University of Miami Law Review


Mallory Meads


Approximately fifty years ago, America declared a war against itself—the “War on Drugs.” Since then, our local and state police, armed with military weapons and federal funding, have fought tirelessly against “public enemy number one”—drugs. Not surprisingly, this war has created an atmosphere where it is now common to see police officers equipped with a mentality and armor that had previously only been seen in the dark-trenches of an international war zone. Worse yet, this battlefield mentality has leaked into almost every area of police-civilian encounters.

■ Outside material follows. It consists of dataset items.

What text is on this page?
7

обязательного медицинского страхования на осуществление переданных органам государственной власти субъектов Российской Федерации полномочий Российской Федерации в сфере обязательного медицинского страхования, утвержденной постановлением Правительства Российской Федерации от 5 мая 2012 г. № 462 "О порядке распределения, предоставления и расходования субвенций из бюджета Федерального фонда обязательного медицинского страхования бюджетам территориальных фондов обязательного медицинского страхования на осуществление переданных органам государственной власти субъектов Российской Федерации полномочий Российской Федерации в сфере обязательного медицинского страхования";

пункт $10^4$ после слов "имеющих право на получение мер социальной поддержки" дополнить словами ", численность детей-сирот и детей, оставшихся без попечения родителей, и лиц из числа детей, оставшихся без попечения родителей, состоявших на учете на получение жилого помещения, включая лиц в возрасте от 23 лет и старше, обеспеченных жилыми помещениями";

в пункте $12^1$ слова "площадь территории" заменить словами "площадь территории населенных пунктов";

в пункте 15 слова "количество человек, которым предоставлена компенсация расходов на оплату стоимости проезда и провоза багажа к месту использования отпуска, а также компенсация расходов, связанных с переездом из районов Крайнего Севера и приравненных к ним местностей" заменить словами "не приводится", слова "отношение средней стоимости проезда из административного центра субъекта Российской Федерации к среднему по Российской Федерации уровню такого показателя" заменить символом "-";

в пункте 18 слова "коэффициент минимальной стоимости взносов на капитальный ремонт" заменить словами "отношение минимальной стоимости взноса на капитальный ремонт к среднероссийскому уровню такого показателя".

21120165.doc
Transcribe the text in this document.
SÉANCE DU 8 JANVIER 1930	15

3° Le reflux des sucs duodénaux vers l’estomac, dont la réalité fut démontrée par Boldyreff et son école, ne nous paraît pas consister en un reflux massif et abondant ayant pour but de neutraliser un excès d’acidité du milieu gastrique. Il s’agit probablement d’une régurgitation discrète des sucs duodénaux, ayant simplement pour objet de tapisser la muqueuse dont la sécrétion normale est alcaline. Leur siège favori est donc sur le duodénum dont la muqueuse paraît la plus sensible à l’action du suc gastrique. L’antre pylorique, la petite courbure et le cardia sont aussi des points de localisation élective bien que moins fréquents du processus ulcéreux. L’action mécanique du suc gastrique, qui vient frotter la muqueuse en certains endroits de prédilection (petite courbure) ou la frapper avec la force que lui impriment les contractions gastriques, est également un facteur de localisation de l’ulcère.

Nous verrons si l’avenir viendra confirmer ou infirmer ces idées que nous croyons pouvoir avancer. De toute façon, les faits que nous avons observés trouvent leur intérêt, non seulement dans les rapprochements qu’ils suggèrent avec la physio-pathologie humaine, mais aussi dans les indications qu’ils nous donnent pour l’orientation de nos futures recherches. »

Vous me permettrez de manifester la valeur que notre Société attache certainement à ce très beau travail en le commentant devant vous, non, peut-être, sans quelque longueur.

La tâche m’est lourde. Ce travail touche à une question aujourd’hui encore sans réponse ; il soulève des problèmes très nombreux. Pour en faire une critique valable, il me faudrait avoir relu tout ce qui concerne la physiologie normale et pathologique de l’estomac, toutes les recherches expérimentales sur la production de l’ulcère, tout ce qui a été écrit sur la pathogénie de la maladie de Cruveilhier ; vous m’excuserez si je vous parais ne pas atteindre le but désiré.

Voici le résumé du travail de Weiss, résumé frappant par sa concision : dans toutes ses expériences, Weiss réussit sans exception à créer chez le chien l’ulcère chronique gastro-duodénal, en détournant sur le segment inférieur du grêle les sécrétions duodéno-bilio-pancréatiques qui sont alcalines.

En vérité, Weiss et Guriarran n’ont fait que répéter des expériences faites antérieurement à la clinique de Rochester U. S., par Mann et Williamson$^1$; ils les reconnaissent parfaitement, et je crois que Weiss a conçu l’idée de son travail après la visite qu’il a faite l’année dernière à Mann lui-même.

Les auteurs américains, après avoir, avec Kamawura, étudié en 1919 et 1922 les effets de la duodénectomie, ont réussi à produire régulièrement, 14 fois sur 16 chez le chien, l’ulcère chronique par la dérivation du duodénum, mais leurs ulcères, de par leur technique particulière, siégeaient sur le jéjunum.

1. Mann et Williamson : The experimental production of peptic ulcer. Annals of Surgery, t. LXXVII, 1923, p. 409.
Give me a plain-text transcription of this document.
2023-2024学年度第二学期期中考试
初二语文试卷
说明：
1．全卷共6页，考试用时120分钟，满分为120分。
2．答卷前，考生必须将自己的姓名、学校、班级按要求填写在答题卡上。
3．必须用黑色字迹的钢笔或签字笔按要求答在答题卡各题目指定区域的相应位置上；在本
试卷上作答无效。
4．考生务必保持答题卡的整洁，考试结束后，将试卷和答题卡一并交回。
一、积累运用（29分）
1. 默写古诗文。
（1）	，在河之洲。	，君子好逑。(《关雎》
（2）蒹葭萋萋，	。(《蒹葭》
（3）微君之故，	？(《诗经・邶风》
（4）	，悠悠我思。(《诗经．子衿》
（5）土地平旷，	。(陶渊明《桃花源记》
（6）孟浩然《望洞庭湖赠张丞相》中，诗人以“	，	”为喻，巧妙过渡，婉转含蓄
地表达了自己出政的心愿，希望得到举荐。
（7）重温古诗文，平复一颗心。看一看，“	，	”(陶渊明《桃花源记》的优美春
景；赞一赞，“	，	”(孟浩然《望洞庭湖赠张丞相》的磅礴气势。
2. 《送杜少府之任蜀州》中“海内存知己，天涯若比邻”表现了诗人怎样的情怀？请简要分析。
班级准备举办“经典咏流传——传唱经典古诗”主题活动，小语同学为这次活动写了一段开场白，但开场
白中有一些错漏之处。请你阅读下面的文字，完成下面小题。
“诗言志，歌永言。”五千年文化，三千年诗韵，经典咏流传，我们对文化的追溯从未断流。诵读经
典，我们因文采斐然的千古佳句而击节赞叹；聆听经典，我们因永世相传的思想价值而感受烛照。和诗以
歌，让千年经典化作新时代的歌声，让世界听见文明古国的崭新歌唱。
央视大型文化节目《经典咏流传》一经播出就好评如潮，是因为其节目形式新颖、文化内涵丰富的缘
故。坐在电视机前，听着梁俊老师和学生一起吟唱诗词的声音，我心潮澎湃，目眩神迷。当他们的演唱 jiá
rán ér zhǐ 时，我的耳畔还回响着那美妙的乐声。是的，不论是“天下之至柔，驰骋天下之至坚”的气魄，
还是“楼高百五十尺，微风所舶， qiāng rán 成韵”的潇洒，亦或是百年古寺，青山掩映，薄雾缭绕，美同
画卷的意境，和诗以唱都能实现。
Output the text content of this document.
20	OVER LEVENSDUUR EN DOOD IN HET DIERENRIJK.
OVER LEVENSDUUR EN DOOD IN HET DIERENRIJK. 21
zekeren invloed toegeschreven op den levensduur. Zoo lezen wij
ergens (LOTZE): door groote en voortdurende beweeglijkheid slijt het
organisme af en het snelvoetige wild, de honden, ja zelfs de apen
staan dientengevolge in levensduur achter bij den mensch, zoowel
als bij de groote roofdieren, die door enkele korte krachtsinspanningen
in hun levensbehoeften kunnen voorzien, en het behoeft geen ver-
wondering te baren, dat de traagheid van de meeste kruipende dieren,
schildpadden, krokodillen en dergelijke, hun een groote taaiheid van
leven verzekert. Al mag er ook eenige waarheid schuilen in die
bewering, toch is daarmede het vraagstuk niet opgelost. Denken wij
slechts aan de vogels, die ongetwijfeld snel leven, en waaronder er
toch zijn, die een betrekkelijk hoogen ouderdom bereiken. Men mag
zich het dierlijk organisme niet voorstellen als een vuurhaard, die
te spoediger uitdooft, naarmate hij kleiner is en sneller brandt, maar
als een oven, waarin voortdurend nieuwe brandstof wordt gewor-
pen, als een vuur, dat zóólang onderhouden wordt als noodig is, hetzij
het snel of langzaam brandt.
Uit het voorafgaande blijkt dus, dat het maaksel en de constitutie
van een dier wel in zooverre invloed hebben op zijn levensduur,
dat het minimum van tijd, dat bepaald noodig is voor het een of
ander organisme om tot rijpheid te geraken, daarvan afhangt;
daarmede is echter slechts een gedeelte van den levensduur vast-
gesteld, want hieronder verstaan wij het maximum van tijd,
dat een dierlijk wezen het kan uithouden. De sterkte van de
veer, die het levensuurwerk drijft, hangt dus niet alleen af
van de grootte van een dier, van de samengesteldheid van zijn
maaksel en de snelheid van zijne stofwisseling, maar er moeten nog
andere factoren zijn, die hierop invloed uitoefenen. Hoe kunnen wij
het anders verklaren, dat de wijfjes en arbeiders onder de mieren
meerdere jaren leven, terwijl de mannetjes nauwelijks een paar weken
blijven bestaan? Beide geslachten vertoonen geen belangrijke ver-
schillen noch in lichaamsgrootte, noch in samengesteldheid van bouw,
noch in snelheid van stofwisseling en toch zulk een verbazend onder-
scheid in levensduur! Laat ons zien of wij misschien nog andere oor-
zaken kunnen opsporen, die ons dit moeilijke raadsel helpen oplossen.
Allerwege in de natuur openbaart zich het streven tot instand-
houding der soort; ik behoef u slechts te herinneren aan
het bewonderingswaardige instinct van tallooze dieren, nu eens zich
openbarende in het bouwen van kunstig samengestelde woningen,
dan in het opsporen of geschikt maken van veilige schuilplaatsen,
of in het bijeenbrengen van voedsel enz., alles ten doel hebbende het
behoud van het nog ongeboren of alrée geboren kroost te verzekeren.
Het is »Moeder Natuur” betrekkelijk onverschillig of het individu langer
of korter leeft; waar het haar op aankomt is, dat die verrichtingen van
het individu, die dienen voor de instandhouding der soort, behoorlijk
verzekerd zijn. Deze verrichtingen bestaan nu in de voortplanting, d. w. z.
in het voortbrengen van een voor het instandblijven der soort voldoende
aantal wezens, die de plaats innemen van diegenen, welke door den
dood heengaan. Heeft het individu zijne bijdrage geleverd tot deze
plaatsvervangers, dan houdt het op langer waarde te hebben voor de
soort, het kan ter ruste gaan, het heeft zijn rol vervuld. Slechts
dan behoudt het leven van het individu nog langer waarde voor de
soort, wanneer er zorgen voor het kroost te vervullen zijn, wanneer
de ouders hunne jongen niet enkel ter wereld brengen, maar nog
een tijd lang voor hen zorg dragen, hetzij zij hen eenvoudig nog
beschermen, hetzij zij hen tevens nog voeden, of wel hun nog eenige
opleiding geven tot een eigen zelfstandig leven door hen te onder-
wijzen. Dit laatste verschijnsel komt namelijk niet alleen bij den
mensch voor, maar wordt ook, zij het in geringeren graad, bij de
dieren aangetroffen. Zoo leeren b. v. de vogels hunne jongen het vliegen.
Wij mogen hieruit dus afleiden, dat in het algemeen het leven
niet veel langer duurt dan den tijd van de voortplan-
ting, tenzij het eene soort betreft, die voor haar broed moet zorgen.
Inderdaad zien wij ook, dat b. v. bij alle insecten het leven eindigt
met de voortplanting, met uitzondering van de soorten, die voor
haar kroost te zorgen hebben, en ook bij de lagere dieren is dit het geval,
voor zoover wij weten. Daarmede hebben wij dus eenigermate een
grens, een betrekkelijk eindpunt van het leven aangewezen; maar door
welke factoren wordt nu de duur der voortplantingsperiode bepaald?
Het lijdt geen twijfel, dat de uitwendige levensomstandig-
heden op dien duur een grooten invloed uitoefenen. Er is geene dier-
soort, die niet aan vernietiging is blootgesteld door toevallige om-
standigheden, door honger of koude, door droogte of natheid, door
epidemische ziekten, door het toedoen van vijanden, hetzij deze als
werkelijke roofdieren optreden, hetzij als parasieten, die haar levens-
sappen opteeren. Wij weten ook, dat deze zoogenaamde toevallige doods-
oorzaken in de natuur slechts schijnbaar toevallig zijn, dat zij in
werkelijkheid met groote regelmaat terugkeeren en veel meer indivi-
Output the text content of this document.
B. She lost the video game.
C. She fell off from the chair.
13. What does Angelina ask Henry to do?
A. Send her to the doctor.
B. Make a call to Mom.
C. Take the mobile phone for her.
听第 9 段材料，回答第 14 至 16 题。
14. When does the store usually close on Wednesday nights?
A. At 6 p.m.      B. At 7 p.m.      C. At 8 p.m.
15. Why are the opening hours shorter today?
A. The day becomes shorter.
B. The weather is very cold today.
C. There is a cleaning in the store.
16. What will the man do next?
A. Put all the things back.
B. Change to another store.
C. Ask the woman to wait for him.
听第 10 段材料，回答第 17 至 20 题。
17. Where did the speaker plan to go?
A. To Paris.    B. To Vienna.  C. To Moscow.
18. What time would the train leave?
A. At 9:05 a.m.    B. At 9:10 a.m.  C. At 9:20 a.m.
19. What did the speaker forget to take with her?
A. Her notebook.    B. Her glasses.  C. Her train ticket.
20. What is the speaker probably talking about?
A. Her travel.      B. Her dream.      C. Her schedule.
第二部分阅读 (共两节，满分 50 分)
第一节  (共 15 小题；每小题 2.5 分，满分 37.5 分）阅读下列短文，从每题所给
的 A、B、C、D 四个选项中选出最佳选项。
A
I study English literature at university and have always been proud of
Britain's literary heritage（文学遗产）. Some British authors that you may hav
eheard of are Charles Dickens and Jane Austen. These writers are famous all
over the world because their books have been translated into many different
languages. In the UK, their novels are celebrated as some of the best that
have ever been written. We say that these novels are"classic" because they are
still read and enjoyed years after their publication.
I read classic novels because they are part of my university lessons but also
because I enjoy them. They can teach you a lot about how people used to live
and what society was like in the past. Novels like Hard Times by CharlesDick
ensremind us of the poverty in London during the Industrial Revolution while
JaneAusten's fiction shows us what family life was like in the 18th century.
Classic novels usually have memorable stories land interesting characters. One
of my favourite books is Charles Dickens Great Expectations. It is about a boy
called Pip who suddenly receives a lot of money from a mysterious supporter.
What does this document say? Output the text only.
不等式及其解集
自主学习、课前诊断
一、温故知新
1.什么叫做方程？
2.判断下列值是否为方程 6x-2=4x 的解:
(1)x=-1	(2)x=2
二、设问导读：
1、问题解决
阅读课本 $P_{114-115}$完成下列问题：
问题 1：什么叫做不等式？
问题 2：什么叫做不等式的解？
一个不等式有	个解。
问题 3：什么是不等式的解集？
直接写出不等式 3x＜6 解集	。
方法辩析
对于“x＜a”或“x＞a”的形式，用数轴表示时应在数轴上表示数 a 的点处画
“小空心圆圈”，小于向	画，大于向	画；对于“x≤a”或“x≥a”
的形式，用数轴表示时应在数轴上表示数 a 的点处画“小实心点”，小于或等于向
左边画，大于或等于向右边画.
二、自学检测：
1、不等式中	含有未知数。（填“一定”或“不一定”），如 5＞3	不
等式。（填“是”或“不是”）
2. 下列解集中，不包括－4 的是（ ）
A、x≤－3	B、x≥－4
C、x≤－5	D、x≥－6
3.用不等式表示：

As a “loyal foot solider” in the Executive’s War on Drugs, however, the Supreme Court has played an important role in the current state of affairs between police officers and citizens, most recently in its decision in Heien v. North Carolina, which held that an officer’s mistake of law can provide reasonable suspicion necessary to justify police intrusion into countless more citizens’ lives. Consequently, this Note takes a closer look at the consequences of allowing police mistakes of law to give rise to reasonable suspicion in the background of the War on Drugs and police militarization. In particular, this Note explores how recent Supreme Court decisions, the War on Drugs, and police militarization have shaped Fourth Amendment jurisprudence and impacted civilian-police relationships throughout the nation. It will explain how the Supreme Court’s decision in Heien will only amplify these problems and their effects. Finally, this Note will conclude by explaining how the Supreme Court must begin to take responsibility for their role in exasperating these issues to the detriment of the Fourth Amendment if it is to retain its meaning.